Photographs
So I've finally went through all the photos I had on my phone. Normally every two months I pass the photos I have on my phone to an external disc where I keep everything that's important.
Since May that I didn't do this. I had lots and lots of photos. When I arrived from England I just couldn't care less about it and then it was hard for me to even think going through all of them (I like to organize them in folders). They reminded me of a time when I was happy and just the thought of reliving those days was painful, so I let them stay on my phone. But it was like the phone was heavier just because it had those photos. Even so I let them stay.

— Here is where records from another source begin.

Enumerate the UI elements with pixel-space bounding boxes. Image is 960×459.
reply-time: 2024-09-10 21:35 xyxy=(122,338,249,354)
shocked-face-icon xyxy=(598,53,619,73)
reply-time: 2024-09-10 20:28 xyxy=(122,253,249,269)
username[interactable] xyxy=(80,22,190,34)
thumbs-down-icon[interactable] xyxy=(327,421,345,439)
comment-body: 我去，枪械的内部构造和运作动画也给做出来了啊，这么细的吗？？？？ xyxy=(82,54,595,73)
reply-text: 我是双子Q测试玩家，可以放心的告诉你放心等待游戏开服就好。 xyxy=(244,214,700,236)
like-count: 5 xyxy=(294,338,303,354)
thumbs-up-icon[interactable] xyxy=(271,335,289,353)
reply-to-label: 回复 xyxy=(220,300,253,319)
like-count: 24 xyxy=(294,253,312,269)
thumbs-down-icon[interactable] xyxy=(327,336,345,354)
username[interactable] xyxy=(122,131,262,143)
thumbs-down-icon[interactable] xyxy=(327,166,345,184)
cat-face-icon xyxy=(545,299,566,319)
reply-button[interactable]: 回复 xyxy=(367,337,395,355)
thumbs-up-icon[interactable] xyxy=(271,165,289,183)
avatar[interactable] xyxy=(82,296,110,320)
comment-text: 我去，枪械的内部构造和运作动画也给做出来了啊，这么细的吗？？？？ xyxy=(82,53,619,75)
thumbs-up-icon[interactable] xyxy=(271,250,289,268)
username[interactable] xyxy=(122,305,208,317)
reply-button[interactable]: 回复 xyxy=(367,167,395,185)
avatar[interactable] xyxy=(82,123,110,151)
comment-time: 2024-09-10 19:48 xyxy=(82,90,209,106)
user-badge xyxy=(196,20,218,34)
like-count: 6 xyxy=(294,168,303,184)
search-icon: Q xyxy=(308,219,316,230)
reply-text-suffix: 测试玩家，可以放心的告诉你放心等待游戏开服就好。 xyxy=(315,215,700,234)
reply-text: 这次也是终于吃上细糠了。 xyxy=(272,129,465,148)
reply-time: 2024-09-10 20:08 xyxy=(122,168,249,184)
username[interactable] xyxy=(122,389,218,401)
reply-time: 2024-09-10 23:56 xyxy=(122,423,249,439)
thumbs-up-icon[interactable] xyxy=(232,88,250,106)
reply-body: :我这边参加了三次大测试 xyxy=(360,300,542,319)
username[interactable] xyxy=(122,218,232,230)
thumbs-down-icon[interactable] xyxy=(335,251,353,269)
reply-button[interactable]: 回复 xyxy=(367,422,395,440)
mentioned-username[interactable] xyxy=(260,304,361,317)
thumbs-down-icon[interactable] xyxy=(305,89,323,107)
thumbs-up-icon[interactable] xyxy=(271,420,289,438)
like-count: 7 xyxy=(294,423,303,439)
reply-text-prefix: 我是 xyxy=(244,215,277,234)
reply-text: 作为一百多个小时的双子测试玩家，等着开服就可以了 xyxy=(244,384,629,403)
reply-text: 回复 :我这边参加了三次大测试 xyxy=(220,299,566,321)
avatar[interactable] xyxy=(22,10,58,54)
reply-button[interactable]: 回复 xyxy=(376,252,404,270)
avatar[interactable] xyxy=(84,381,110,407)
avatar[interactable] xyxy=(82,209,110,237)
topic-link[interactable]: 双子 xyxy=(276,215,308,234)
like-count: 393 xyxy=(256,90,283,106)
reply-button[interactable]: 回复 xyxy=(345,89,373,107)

This was always on the back of my mind. Knowing the photos were there. During Christmas as I was feeling better I thought of taking them out but I kept pushing that. Then on New Year I was down again so doing that was a big no! This week I just thought I had to do it. I couldn't keep pushing it, In a way it was holding me back and everytime I went to my photo album on the phone I would look at one of those pictures by chance and it was so uncomfortable. So I did it. I was already feeling down because I had this weird dream with Fluffy so I thought I should take the chance!
It was not easy I have to admit. But I think it was just because all of those photos remind me of times when I was really happy with everything. But I did it. And in the end I felt so much better. I felt sad but it's a sadness I can live with. I think I'm used to it now! Maybe one day I can look at those photos and not feel sad. They are memories. And I have to accept them!